Em dezembro de 2008, Eros Grau atendeu a um pedido da FUNAI e emitiu uma liminar que garantia a permanência dos indígenas nas fazendas, que naquele ponto eram já áreas autodemarcadas. No texto de seu despacho, Grau justificou a concessão da liminar "em razão da tensão social verificada na área" com "sérios riscos à comunidade indígena".

Naquele mesmo ano, Juraci Santana, um antigo cacique do povo, declarou ao Conselho Indigenista Missionário (CIMI) que, entre 1978 e 2008, pelo menos 20 lideranças foram assassinadas por defenderem a permanência na terra originária. Inseridos em um contexto de acentuada violência, os nativos foram vítimas frequentes de emboscadas, sequestros, torturas, estupros e assassinatos enquanto se colocavam contra a ocupação de latifundiários. Os nativos foram também alvos de difamação: afim de colocar a opinião pública contra o povo indígena, os latifundiários espalharam, por exemplo, o boato de que a cidade de Itaju do Colônia seria invadida pelos indígenas e o comércio saqueado. O boato foi investigado e desmentido pelo delegado de polícia da época.

Foi somente em 03 de maio de 2012 que o STF voltou a pautar a ação movida pela FUNAI e, por sete votos a um, anulou os 186 títulos de propriedades privadas que efetivamente existiam na reserva.

Grupo Pataxó Hã-Hã-Hãe, composto de pessoas de diferentes idades, incluindo crianças e idosos, posa para a foto em frente à uma casa branca.
Grupo Pataxó Hã-Hã-Hãe em fazenda retomada. Foto: Renato Santana, 2012.

A concessão de títulos de terras em áreas indígenas ocasionou o aumento exponencial da violência sofrida por essa população em terras suas por direito, desencadeando perseguições, dezenas de mortes, uma acentuada marginalização dos nativos e a diáspora de parte do povo indígena em busca de proteção. Pontuo aqui que a situação de forte insegurança no território não terminou ao fim do período de 30 anos em que o povo Pataxó Hãhãhãe esperou que a decisão do STF anulasse o criminoso esbulho das terras por parte do governo baiano.

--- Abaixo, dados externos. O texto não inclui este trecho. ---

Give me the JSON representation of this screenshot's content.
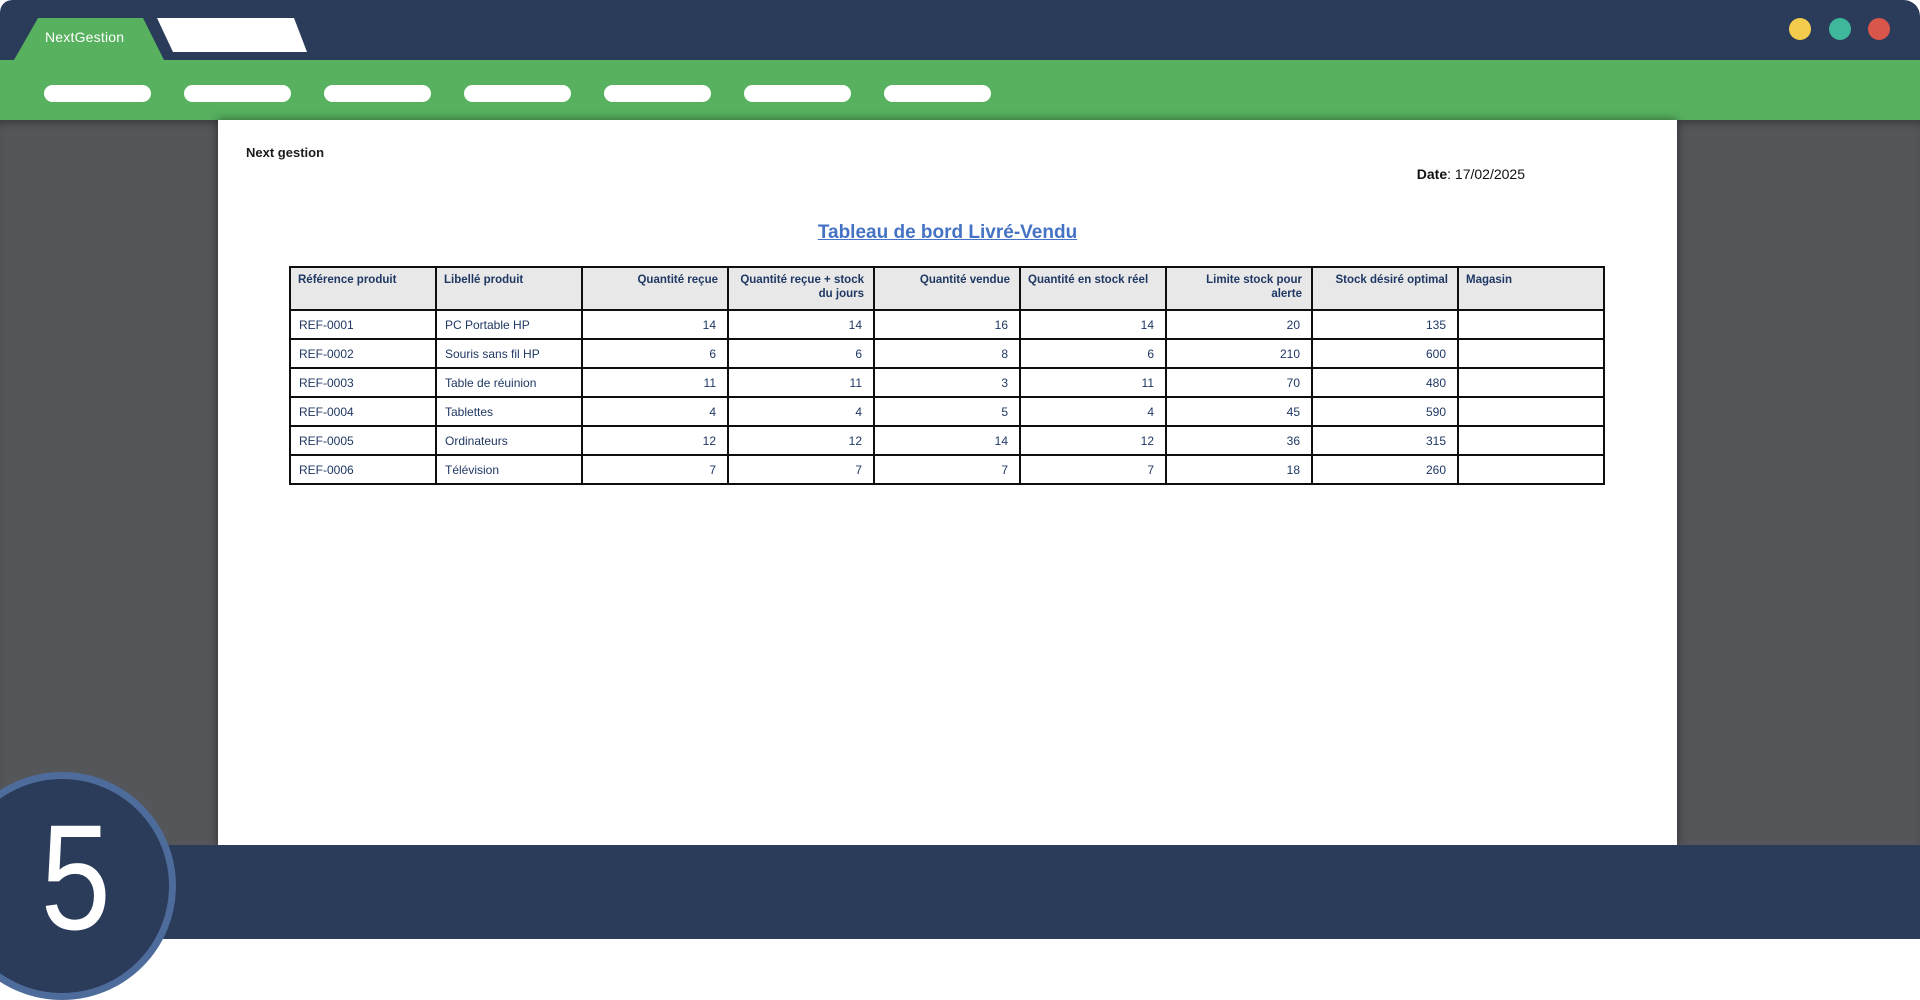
{
  "window": {
    "brand_tab_label": "NextGestion",
    "controls": [
      {
        "name": "minimize-button",
        "color": "#f3cc4e"
      },
      {
        "name": "maximize-button",
        "color": "#3fb79a"
      },
      {
        "name": "close-button",
        "color": "#d9564a"
      }
    ],
    "toolbar_pill_count": 7
  },
  "colors": {
    "navy_bar": "#2b3c5a",
    "green_bar": "#57b15f",
    "workspace_gray": "#54565a",
    "title_blue": "#4472c4",
    "table_text_navy": "#1f3864",
    "circle_ring": "#4e6c9b"
  },
  "page": {
    "brand": "Next gestion",
    "date_label": "Date",
    "date_separator": ": ",
    "date_value": "17/02/2025",
    "title": "Tableau de bord Livré-Vendu",
    "table": {
      "headers": [
        "Référence produit",
        "Libellé produit",
        "Quantité reçue",
        "Quantité reçue + stock du jours",
        "Quantité vendue",
        "Quantité en stock réel",
        "Limite stock pour alerte",
        "Stock désiré optimal",
        "Magasin"
      ],
      "rows": [
        [
          "REF-0001",
          "PC Portable HP",
          "14",
          "14",
          "16",
          "14",
          "20",
          "135",
          ""
        ],
        [
          "REF-0002",
          "Souris sans fil HP",
          "6",
          "6",
          "8",
          "6",
          "210",
          "600",
          ""
        ],
        [
          "REF-0003",
          "Table de réuinion",
          "11",
          "11",
          "3",
          "11",
          "70",
          "480",
          ""
        ],
        [
          "REF-0004",
          "Tablettes",
          "4",
          "4",
          "5",
          "4",
          "45",
          "590",
          ""
        ],
        [
          "REF-0005",
          "Ordinateurs",
          "12",
          "12",
          "14",
          "12",
          "36",
          "315",
          ""
        ],
        [
          "REF-0006",
          "Télévision",
          "7",
          "7",
          "7",
          "7",
          "18",
          "260",
          ""
        ]
      ]
    }
  },
  "step_number": "5"
}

Ouvido pela Folha nos anos 2000, ACM (então senador) disse que não se lembrava de ter distribuído os títulos em seu governo: "Ignoro. Assinei dezenas de milhares de títulos quando era governador. Não acredito ter assinado. Se assinei, foi por erro de alguém que me passou." Mas, logo após, o senador se declarou "responsável por todos os atos" de seu governo. "Se fiz, foi por ter a convicção de que era o melhor a ser feito. Não vou ficar agora na bajulação de índio só porque está na moda".

Algumas dívidas históricas são imperdoáveis, principalmente quando os devedores não estão em busca de redenção e nada fizeram pela reparação dos males causados. Hoje, um sucessor da linhagem ACM segue um dos mais lucrativos negócios de sua família: procura manter a sua triunfante carreira política concorrendo ao Governo do Estado da Bahia. O perfeito exemplo da herança de um privilégio criado e mantido por meio da exploração e marginalização de minorias sociais e acumulado através das gerações de uma família branca (e não parda), rica e politicamente influente.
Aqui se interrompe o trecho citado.